For me the most immediately noticeable thing of Harar was that the women are more colourfully dressed than elsewhere in the country. The 2nd thing I noticed were the flies. All over the place. It's what the guide books won't tell you about. They drove me crazy. I guess it all added to the effect of age though. Harar has well over 1000 years of history and it still feels a bit stuck back in time. More than anywhere else in Ethiopia it feels and looks old and has it's own vibe. Maybe it was the little lanes, maybe it's the look of the people, the squishy markets with people sewing and doing other business on the street, the donkeys being led by old women or the straw and manure on the cobblestone streets but it reminded me of a silk road town. It's poor too, with lots of beggars and people sleeping on the streets in the new town where I was.

Market life.

No consensus on what colours are in style..

Note the old town gate in the background.

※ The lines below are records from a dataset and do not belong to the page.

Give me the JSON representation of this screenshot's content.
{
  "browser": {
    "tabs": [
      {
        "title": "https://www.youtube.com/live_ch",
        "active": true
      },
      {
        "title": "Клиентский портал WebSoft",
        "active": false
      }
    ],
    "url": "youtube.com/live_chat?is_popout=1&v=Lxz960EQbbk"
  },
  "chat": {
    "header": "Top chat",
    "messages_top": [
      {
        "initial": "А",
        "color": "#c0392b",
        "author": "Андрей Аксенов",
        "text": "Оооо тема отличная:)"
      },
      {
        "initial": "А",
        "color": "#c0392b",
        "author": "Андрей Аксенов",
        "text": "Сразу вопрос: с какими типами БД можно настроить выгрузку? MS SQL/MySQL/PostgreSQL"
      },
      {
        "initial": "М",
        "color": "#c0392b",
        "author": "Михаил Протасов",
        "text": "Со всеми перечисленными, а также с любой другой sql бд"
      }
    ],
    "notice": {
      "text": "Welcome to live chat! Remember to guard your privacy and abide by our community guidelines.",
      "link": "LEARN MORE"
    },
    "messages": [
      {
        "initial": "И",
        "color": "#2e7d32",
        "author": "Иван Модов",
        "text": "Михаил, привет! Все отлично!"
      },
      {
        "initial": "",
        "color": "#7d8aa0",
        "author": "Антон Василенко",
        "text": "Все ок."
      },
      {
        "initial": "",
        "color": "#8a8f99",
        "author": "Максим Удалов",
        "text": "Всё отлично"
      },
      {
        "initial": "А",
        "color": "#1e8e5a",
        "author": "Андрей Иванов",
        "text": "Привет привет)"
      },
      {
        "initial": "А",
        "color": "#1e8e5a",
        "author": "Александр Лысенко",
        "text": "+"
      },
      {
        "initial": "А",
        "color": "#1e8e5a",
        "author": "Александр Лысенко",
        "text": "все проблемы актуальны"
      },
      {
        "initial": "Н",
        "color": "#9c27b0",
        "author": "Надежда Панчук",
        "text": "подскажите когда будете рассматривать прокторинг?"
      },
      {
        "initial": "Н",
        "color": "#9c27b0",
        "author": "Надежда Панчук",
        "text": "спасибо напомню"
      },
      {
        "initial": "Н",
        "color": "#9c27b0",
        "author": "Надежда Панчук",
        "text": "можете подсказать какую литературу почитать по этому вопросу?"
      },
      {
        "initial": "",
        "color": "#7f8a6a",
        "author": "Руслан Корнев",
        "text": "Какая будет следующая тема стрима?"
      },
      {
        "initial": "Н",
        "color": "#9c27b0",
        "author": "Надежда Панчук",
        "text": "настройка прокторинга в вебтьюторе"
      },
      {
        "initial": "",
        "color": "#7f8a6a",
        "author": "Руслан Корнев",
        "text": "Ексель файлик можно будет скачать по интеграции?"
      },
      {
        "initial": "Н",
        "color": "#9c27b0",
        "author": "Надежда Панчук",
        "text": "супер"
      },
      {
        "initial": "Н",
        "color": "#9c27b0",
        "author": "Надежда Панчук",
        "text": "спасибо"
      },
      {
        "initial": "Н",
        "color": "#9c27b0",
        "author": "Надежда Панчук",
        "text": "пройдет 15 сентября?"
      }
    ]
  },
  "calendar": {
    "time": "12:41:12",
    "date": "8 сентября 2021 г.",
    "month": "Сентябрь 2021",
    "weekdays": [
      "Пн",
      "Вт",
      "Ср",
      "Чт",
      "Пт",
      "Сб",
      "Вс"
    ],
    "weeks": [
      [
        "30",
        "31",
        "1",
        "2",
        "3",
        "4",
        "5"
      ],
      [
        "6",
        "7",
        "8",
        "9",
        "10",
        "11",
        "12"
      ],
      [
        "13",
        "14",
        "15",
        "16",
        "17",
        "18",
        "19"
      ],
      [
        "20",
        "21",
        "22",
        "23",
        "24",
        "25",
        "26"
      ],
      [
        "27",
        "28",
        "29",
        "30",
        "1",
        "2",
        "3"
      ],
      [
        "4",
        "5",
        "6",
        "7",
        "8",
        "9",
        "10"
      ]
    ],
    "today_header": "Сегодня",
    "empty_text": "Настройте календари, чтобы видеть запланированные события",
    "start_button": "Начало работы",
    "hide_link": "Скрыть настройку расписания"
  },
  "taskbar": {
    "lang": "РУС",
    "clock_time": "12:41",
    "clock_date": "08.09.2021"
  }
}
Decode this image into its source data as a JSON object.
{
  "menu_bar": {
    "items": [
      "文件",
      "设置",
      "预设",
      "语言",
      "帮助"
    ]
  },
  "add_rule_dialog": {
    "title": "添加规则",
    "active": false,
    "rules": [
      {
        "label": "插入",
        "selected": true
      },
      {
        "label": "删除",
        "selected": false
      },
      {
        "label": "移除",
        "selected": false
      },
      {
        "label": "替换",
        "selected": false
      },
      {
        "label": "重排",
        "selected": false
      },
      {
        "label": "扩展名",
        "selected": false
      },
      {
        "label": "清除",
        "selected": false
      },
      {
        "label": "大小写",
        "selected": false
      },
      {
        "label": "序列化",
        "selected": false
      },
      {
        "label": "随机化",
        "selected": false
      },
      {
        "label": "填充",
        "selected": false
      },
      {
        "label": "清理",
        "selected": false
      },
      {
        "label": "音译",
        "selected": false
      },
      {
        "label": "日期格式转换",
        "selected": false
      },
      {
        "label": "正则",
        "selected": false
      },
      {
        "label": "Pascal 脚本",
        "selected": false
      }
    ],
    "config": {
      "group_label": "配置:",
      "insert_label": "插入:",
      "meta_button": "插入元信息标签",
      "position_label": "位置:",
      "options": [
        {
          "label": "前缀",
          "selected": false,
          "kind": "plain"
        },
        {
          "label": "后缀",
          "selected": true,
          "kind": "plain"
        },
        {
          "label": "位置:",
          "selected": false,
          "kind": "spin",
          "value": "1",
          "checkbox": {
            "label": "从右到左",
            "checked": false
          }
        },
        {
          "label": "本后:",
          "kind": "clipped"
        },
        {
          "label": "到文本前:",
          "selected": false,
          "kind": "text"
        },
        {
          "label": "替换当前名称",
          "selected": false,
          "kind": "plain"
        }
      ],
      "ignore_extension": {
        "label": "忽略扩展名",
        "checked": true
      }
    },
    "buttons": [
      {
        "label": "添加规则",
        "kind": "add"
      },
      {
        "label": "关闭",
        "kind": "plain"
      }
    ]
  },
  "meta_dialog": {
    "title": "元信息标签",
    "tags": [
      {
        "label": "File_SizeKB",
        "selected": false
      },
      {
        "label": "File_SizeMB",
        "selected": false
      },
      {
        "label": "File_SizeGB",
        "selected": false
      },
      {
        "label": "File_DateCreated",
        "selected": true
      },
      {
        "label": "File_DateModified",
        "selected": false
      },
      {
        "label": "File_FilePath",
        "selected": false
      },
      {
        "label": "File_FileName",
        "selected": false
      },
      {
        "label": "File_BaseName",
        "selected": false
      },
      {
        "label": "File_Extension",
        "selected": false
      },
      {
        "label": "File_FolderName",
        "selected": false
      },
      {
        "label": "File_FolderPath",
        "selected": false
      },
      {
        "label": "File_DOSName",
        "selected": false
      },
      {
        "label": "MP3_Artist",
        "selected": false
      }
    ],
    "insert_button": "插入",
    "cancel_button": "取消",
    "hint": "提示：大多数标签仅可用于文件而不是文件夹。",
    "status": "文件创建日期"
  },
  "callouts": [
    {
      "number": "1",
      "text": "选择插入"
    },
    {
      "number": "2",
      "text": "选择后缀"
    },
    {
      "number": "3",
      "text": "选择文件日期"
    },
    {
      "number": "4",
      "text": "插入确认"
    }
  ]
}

The countryside from Harar.

I stayed in the main hotel that the budget travellers use just outside one of the old town gates. I met a group of 8 Americans that were there taking a break from their jobs teaching at a highschool in Hargeisa, Somaliland. As it was my next destination I hung out with them a bit to see what I could find out. They weren't in Harar so much to visit as to party it up because it's impossible to do so in Hargeisa. They think it's insane and a waste of time to visit Somaliland because there is nothing to do there. I get the impression that they really don't like the place and were constantly making fun of it.
The next day I met 2 Canadian guys that are travelling around eastern and southern Africa and were also planning on going to Somaliland. They quickly decided to jump in on my plan to leave the next day, so that night we all went to see the hyenas.
The biggest tourist attraction and most famous thing in Harar is the hyena man. Every night he feeds meat to “wild” hyenas for the tourists. Of course we had to go check it out. All the guides in Harar are trying to take you there anyway so it's not like you could actually miss it. So just after sunset a group of us walked to the other side of the old town where just outside the walls the hyena man hangs out. The hyenas are wild but habituated to this guy and he basically treats them like his pets and even pushes them around or hugs them a bit. He brings a big container of scrap meat which he puts strip by strip on a short stick which he holds out to the hyenas. They know the deal and mostly patiently wait for it and come one by one to eat. There were 6 hyenas when we were there.
Tourists (there were about 30 including locals) would line up on one side taking photos. For lighting there would be 2 tour vehicles shining their headlights on the whole thing. Then 1 by 1 the tourists could come up and hold the stick while the hyena man would put meat on it. The “cool” thing to do is hold the stick in your teeth and have the hyena come right up to your face to eat the meat.
The weird thing is it really didn't seem nearly as scary as it sounds. The hyenas seemed completely uninterested in all the people around and focused solely on eating. The other hyenas waiting on the outskirts would run away if you tried to approach them to take photos, and once the meat was all gone they scattered pretty quick. For a couple of dollars it was worth doing.

The hyena man.

Getting up close!

Today the 2 Canadian guys and I travelled to Hargeisa in Somaliland. We didn't get here until after sunset but first impression is a good one and the people are very nice so far.


At 9:50 PM , Anonymous Anonymous said...

Freaking hell and I missed it. what the hell am I doing here withering away...GAH


At 6:43 PM , Anonymous James said...

That hyena you're kissing looks obese. I thought you liked the skinny ones.